Previously, no data had compared results in patients treated with atorvastatin to those who had been treated with rosuvastatin. Results suggest that clinical outcomes were similar between both groups of patients. Rates of LDL-C were significantly lower in the rosuvastatin group, but this drug also carried a higher risk of new-onset diabetes compared to atorvastatin treatment.
- What is the importance of this study?
- What do the current guidelines, specifically the 2013 ACC/AHA guideline recommend?
- What was the study design and the baseline characteristics of the patients?
- What were the key findings presented at ESC?
- What are the benefits of the treat-to-target strategy?
- What are take-home messages for patient care?
- How should these results influence guidelines?
Recorded on-site at ESC Congress 2023, Amsterdam.
For more content from ESC Congress 2023 head to the Hot Line & Late-breaking Science Video Collection.
Editors: Mirjam Boros and Jordan Rance
Video Specialists: Dan Brent, Tom Green, Mike Knight, Oliver Miles
"I'm Professor Hong. I'm working as an active interventionalist in the Severance hospital located in Seoul, Korea.
Importance of this study
As a physician, we know that the statin is very important, the most popular two statins for the patient with atherosclerosis or coronary artery disease. The most popular one is atorvastatin and the second one is rosuvastatin. Many of the physicians want to know about which one is better. But there is no randomised comparison between two potent statin drugs. There is no specific guideline.
What the Guidelines, Specifically the 2013 ACC/AHA Guidelines, Reccomend
Just use the high-intensity statin with the target LDL cholesterol level less than 55 or 50% reduction in the very high-risk patient. Strongly recommended the high-intensity statin with atherosclerotic cardiovascular disease.
Study Design and Baseline Characteristics
The baseline characteristics were similar. There was no statistical difference out of baseline characteristics of atorvastatin-treated patient or rosuvastatin-treated patient. This study design is the randomised open-level multicenter study, and the statin was randomly assigned in both group and the number of study population is 4400 patients, half of it the atorvastatin half of it the rosuvastatin as I mentioned.
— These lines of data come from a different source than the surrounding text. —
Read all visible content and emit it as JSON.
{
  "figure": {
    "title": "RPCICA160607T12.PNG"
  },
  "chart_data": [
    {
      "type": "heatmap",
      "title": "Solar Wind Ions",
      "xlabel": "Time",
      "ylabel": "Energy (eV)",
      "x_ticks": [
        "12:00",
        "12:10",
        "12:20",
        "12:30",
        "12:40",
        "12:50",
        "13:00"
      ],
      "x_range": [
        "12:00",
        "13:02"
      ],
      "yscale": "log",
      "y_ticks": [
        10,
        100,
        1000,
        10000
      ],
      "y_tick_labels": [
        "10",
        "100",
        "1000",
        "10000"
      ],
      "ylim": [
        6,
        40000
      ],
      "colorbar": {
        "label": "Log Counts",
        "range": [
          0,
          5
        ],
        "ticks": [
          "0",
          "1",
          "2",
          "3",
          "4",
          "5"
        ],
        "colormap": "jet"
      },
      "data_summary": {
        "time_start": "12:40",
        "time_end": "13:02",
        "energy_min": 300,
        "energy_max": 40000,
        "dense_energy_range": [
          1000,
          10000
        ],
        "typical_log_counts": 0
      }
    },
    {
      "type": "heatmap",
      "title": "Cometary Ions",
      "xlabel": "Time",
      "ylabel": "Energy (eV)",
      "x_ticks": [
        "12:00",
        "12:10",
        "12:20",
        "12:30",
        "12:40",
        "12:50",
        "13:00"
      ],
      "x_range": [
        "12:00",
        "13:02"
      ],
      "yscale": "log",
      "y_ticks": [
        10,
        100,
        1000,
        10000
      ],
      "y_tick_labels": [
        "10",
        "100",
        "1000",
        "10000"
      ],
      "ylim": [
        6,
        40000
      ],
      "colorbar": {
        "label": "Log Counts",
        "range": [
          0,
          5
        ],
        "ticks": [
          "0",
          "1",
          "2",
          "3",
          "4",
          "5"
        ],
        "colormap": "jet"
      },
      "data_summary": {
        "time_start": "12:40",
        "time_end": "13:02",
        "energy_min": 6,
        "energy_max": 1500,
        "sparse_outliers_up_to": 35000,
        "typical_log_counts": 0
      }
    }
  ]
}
Still there is no randomised clinical data to compare the rosuvastatin versus the atorvastatin-treated patient anyhow, the result of my study is that the three-year clinical outcome was similar between two groups. And the second finding is that the cholesterol, LDL cholesterol level is significantly lower in the rosuvastatin. However, the rosuvastatin treatment is associated with more the risk of the onset of new onset diabetes and catheter operation.
Benefits of the Treat-to target Strategy
The treat to target this strategy is, a something new strategy. What I mean is that the current guideline is high-intensity statin treatment? That is the only way to treat the target strategy maybe one of the alternatives in some specific patients.
First, to comparing the two potent statin atorvastatin or rosuvastatin is comparable. So anyhow, this is the first data to compare the two statin drugs, and the second one is the treat-to-target strategy may be a good alternative in patients with coronary artery disease instead of the high-intensity statin.
How these Results Should Influence Guidelines
I'm not sure anyhow, this is the beginning, beginning we need to accumulate more data, and this is the beginning so the other study accumulated more and more and then that time I think there's a guideline may be changed."